Shame - L’insoutenable lubricité de l’être
De Steve McQueen | Drame
Une plongée vertigineuse dans le quotidien chaotique et terrifiant d’un accro au sexe, entre libido exacerbée et secrets honteux, avec un Michael Fassbender au-delà du superlatif.
Texte: Luca Da Pare
L’appartement est immaculé, d’une froideur presque clinique, comme si la maladie y avait subrepticement élu domicile. Malade, l’homme qui hante ses murs l’est assurément ; malade de ses pulsions dévorantes, de sa soif de chair que rien ne peut étancher, malade de ne jamais pouvoir s’arrêter de forniquer à toute heure du jour et de la nuit, comme si son existence en dépendait. Un Casanova obsessionnel compulsif dont le sexe est le seul moteur.
Brandon, trentenaire séduisant et réservé, souffre en effet d’un mal méconnu.
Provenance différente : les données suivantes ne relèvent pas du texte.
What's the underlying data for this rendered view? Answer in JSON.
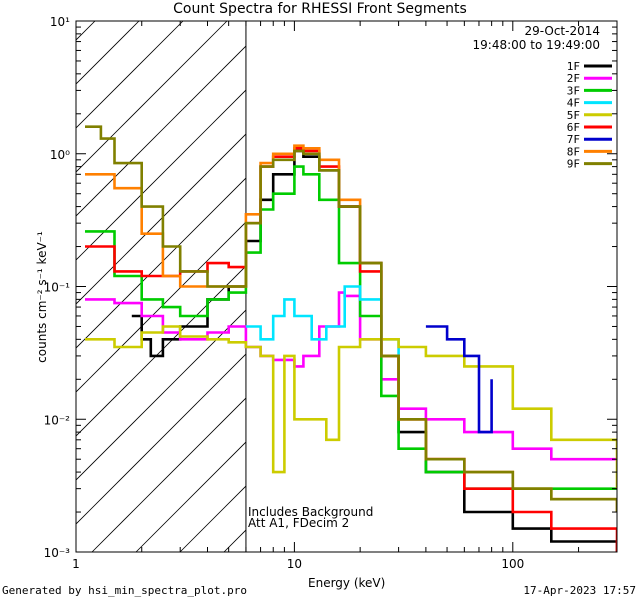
{
  "chart_data": {
    "type": "line",
    "title": "Count Spectra for RHESSI Front Segments",
    "xlabel": "Energy (keV)",
    "ylabel": "counts cm⁻² s⁻¹ keV⁻¹",
    "xscale": "log",
    "yscale": "log",
    "xlim": [
      1,
      300
    ],
    "ylim": [
      0.001,
      10
    ],
    "x_ticks": [
      1,
      10,
      100
    ],
    "x_tick_labels": [
      "1",
      "10",
      "100"
    ],
    "y_ticks": [
      0.001,
      0.01,
      0.1,
      1,
      10
    ],
    "y_tick_labels": [
      "10⁻³",
      "10⁻²",
      "10⁻¹",
      "10⁰",
      "10¹"
    ],
    "shaded_region": {
      "from": 1,
      "to": 6,
      "pattern": "diagonal-hatch"
    },
    "legend_position": "top-right",
    "series": [
      {
        "name": "1F",
        "color": "#000000",
        "x": [
          1.8,
          2.0,
          2.2,
          2.5,
          3.0,
          4.0,
          5.0,
          6.0,
          7.0,
          8.0,
          10.0,
          11.0,
          13.0,
          16.0,
          20.0,
          25.0,
          30.0,
          40.0,
          60.0,
          100.0,
          150.0,
          300.0
        ],
        "y": [
          0.06,
          0.04,
          0.03,
          0.04,
          0.05,
          0.08,
          0.1,
          0.22,
          0.45,
          0.7,
          1.05,
          0.95,
          0.75,
          0.4,
          0.15,
          0.03,
          0.008,
          0.004,
          0.002,
          0.0015,
          0.0012,
          0.001
        ]
      },
      {
        "name": "2F",
        "color": "#ff00ff",
        "x": [
          1.1,
          1.5,
          2.0,
          2.5,
          3.0,
          4.0,
          5.0,
          6.0,
          7.0,
          8.0,
          10.0,
          11.0,
          13.0,
          16.0,
          17.0,
          20.0,
          25.0,
          30.0,
          40.0,
          60.0,
          100.0,
          150.0,
          300.0
        ],
        "y": [
          0.08,
          0.075,
          0.06,
          0.045,
          0.04,
          0.045,
          0.05,
          0.035,
          0.03,
          0.028,
          0.025,
          0.03,
          0.05,
          0.09,
          0.085,
          0.04,
          0.02,
          0.012,
          0.01,
          0.008,
          0.006,
          0.005,
          0.005
        ]
      },
      {
        "name": "3F",
        "color": "#00cc00",
        "x": [
          1.1,
          1.5,
          2.0,
          2.5,
          3.0,
          4.0,
          5.0,
          6.0,
          7.0,
          8.0,
          10.0,
          11.0,
          13.0,
          16.0,
          20.0,
          25.0,
          30.0,
          40.0,
          60.0,
          100.0,
          150.0,
          300.0
        ],
        "y": [
          0.26,
          0.12,
          0.08,
          0.07,
          0.06,
          0.08,
          0.09,
          0.18,
          0.38,
          0.5,
          0.8,
          0.7,
          0.45,
          0.15,
          0.06,
          0.015,
          0.006,
          0.004,
          0.003,
          0.003,
          0.003,
          0.003
        ]
      },
      {
        "name": "4F",
        "color": "#00e5ff",
        "x": [
          6.0,
          7.0,
          8.0,
          9.0,
          10.0,
          12.0,
          14.0,
          17.0,
          20.0,
          25.0,
          30.0
        ],
        "y": [
          0.05,
          0.04,
          0.06,
          0.08,
          0.06,
          0.04,
          0.05,
          0.1,
          0.08,
          0.04,
          0.03
        ]
      },
      {
        "name": "5F",
        "color": "#cccc00",
        "x": [
          1.1,
          1.5,
          2.0,
          2.5,
          3.0,
          4.0,
          5.0,
          6.0,
          7.0,
          8.0,
          9.0,
          10.0,
          12.0,
          14.0,
          16.0,
          20.0,
          30.0,
          40.0,
          60.0,
          100.0,
          150.0,
          300.0
        ],
        "y": [
          0.04,
          0.035,
          0.045,
          0.05,
          0.042,
          0.04,
          0.038,
          0.035,
          0.03,
          0.004,
          0.03,
          0.01,
          0.01,
          0.007,
          0.035,
          0.04,
          0.035,
          0.03,
          0.025,
          0.012,
          0.007,
          0.003
        ]
      },
      {
        "name": "6F",
        "color": "#ff0000",
        "x": [
          1.1,
          1.5,
          2.0,
          2.5,
          3.0,
          4.0,
          5.0,
          6.0,
          7.0,
          8.0,
          10.0,
          11.0,
          13.0,
          16.0,
          20.0,
          25.0,
          30.0,
          40.0,
          60.0,
          100.0,
          150.0,
          300.0
        ],
        "y": [
          0.2,
          0.13,
          0.12,
          0.12,
          0.13,
          0.15,
          0.14,
          0.3,
          0.8,
          0.95,
          1.1,
          1.05,
          0.8,
          0.4,
          0.13,
          0.03,
          0.01,
          0.005,
          0.003,
          0.002,
          0.0015,
          0.001
        ]
      },
      {
        "name": "7F",
        "color": "#0000cc",
        "x": [
          40.0,
          50.0,
          60.0,
          70.0,
          80.0
        ],
        "y": [
          0.05,
          0.04,
          0.03,
          0.008,
          0.02
        ]
      },
      {
        "name": "8F",
        "color": "#ff8000",
        "x": [
          1.1,
          1.5,
          2.0,
          2.5,
          3.0,
          4.0,
          5.0,
          6.0,
          7.0,
          8.0,
          10.0,
          11.0,
          13.0,
          16.0,
          20.0,
          25.0,
          30.0,
          40.0,
          60.0,
          100.0,
          150.0,
          300.0
        ],
        "y": [
          0.7,
          0.55,
          0.25,
          0.12,
          0.1,
          0.1,
          0.1,
          0.35,
          0.85,
          1.0,
          1.15,
          1.1,
          0.9,
          0.45,
          0.15,
          0.03,
          0.01,
          0.005,
          0.004,
          0.003,
          0.0025,
          0.002
        ]
      },
      {
        "name": "9F",
        "color": "#808000",
        "x": [
          1.1,
          1.3,
          1.5,
          2.0,
          2.5,
          3.0,
          4.0,
          5.0,
          6.0,
          7.0,
          8.0,
          10.0,
          11.0,
          13.0,
          16.0,
          20.0,
          25.0,
          30.0,
          40.0,
          60.0,
          100.0,
          150.0,
          300.0
        ],
        "y": [
          1.6,
          1.3,
          0.85,
          0.4,
          0.2,
          0.13,
          0.1,
          0.1,
          0.3,
          0.8,
          0.9,
          1.05,
          1.0,
          0.75,
          0.4,
          0.15,
          0.03,
          0.01,
          0.005,
          0.004,
          0.003,
          0.0025,
          0.002
        ]
      }
    ],
    "annotations": [
      "29-Oct-2014",
      "19:48:00 to 19:49:00",
      "Includes Background",
      "Att A1, FDecim 2"
    ]
  },
  "footer": {
    "left": "Generated by hsi_min_spectra_plot.pro",
    "right": "17-Apr-2023 17:57"
  }
}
Son addiction au sexe, qu’il dissimule par tous les moyens à son entourage, le ronge jour après jour, le forçant à en vouloir toujours plus, à désirer les corps inlassablement comme un drogué en mal d’héroïne. Une femme croisée dans la rue ou aperçue un instant dans le métro peut suffire à l’exciter au point de lui faire perdre tout contrôle de lui-même, et sa consommation frénétique de porno et de prostituées semble n’avoir aucune limite. Mais l’irruption dans son quotidien de sa sœur, jeune chanteuse paumée et instable, va bouleverser son environnement, le poussant dans ses derniers retranchements. Jusqu’à ce que l’étendue de sa névrose éclate au grand jour.
Steve McQueen et Michael Fassbender, le duo gagnant du sublime Hunger (2008), réitère l’exploit de nous offrir un film obsédant et implacable, une invitation à contempler l’humain dans ce qu’il a de plus pitoyable et faillible. Ce qui semble n’être au départ qu’une légère fêlure se mue rapidement en maladie dévastatrice, et l’on assiste, mortifié, à une véritable descente aux enfers. Shame est un film à la fois captivant et terrifiant, en cela qu’il illustre frontalement les dérives de la société postmoderne, génératrice de névroses qui reflètent cruellement le sentiment d’égarement de ceux qui la composent. On ne peut en effet s’empêcher de penser à l’actualité au fur et à mesure que se dévoile l’addiction sexuelle de Brandon, dont les errances évoquent tour à tour l’affaire DSK et les révélations autour de l’obsession de l’acteur David Duchovny, lui aussi atteint de ce mal qui commence seulement à être pris au sérieux.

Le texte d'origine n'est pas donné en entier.